Separation of concerns in Ant

I'm going to use a classic problem to illustrate this: deployment. Have you seen an Ant build that seemed to know far too much about the innards of the container? First you end up with a lot of properties. Then you need to maintain loads of odd targets to try and make it all work together. We can do better.

Step 1: Break it out. You want to have a totally separate Ant buildfile that you can use for deployment. Acceptance criteria: You can kick off a deploy by calling the separate file with a few properties (like where the deployable is, etc.)

Step 2: Import it. Use Ant's import task in the body of your buildfile. Never inside a task!

Step 3: Prefix. A colon is a legal character in an Ant property or task name. So make the prefix match the name of the project. Each distinct buildfile should have the name attribute of the project element set with a meaningful name. Use that.

Step 4: Maintain discipline. It doesn't matter how you do this. Cold showers, if you like. Just make sure that you keep the properties in the right place with the right name.

Here's an example:

<project name="base" default="deploy">
	<property name="container" value="tomcat" description="The Java container that we use" />
    <import file="${container}.xml" />
</project>

Note that there's no deploy target in the file.

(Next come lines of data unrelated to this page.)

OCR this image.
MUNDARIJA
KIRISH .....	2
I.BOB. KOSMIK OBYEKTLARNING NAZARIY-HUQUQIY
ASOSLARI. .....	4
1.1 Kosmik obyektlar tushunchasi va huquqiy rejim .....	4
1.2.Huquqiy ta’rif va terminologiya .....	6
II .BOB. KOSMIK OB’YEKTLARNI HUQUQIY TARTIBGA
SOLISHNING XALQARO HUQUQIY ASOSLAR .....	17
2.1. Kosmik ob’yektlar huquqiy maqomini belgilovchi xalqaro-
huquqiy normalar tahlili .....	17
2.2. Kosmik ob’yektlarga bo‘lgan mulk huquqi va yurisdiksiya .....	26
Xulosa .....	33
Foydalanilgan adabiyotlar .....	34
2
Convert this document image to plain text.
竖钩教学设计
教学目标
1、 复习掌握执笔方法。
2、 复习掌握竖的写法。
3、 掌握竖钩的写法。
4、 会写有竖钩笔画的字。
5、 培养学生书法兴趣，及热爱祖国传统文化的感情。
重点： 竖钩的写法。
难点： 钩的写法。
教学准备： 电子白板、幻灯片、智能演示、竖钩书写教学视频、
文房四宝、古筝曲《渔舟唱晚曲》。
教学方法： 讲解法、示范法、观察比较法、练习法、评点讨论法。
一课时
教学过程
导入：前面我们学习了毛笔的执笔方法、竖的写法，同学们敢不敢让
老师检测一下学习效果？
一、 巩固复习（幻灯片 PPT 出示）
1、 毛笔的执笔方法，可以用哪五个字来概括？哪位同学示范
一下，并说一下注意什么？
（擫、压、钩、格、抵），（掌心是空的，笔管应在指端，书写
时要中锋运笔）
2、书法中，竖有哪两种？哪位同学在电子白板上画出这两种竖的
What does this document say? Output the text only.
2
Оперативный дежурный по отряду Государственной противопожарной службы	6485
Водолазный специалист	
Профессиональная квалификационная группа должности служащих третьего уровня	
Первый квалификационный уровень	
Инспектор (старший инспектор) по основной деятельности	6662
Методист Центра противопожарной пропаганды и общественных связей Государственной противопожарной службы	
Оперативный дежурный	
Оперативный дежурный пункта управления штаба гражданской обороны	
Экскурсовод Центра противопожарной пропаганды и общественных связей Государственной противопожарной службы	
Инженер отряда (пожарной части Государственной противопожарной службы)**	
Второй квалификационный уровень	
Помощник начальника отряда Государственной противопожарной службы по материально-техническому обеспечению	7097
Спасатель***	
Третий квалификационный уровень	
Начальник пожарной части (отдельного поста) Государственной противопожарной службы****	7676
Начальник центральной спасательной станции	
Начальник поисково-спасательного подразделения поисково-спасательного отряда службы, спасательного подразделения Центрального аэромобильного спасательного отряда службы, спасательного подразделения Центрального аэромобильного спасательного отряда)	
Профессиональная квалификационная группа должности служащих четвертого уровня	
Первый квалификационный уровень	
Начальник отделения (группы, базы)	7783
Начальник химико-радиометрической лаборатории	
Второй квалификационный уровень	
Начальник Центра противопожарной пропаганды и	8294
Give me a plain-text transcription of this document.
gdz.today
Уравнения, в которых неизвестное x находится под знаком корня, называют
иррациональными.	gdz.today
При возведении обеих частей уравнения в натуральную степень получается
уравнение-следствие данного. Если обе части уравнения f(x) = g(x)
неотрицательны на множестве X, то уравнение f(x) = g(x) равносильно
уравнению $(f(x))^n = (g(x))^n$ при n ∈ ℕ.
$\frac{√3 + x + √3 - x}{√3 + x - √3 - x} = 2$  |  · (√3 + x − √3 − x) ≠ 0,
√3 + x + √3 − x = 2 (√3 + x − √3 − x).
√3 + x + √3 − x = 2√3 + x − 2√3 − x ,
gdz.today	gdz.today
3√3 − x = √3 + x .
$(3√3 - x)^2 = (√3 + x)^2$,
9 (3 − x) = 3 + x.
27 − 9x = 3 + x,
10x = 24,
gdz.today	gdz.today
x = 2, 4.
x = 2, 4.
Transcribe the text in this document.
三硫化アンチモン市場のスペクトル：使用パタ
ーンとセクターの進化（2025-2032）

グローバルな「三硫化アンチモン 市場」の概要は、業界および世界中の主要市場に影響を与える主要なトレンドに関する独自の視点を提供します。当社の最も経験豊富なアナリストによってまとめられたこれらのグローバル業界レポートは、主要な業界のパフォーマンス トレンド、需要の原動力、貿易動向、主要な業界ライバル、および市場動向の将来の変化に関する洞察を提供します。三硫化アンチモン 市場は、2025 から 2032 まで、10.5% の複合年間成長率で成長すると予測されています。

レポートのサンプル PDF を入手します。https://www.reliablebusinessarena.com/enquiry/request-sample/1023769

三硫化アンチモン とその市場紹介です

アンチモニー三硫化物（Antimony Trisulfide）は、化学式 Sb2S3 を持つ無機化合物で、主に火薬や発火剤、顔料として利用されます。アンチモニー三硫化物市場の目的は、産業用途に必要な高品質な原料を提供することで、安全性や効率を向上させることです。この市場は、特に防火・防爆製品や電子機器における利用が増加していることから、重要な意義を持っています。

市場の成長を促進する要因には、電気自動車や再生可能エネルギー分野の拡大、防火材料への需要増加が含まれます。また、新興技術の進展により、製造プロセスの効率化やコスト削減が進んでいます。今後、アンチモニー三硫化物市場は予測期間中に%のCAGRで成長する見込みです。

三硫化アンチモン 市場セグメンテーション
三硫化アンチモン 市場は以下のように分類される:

That resides elsewhere. Running the default target will kick off a deploy to Tomcat from ...

<project name="tomcat">
	
  	<property name="container:hostname" value="some.great.hostname" />
	<property name="container:remote.user" value="deploy" />
	<property name="tomcat:admin_url" value="http://${container:hostname}/admin" />
	
	<target name="tomcat:deploy" description="This throws a war file at tomcat">
		<echo message="gory details of tomcat deploy go here"/>
	</target>
	<target name="deploy" depends="tomcat:deploy" />
	

</project>


.. here. Note that there are properties with a nice generic prefix. Keep those generic because ...

<project name="jboss">
	
  	<property name="container:hostname" value="some.great.other.hostname" />
	<property name="container:remote.user" value="fleury" />
	<property name="jboss:some.jboss.property" value="Paula is brilliant" />
	
	<target name="jboss:deploy" description="This throws a war file at jboss">
		<echo message="jboss deploy goodness here"/>
	</target>
	<target name="deploy" depends="jboss:deploy" />
	

</project>

... all you need to do is pass a different container property to have it deploy elsewhere. What I love about this is that the two implementations cannot exist side-by-side. Only one can be imported, and the property namespace isn't polluted.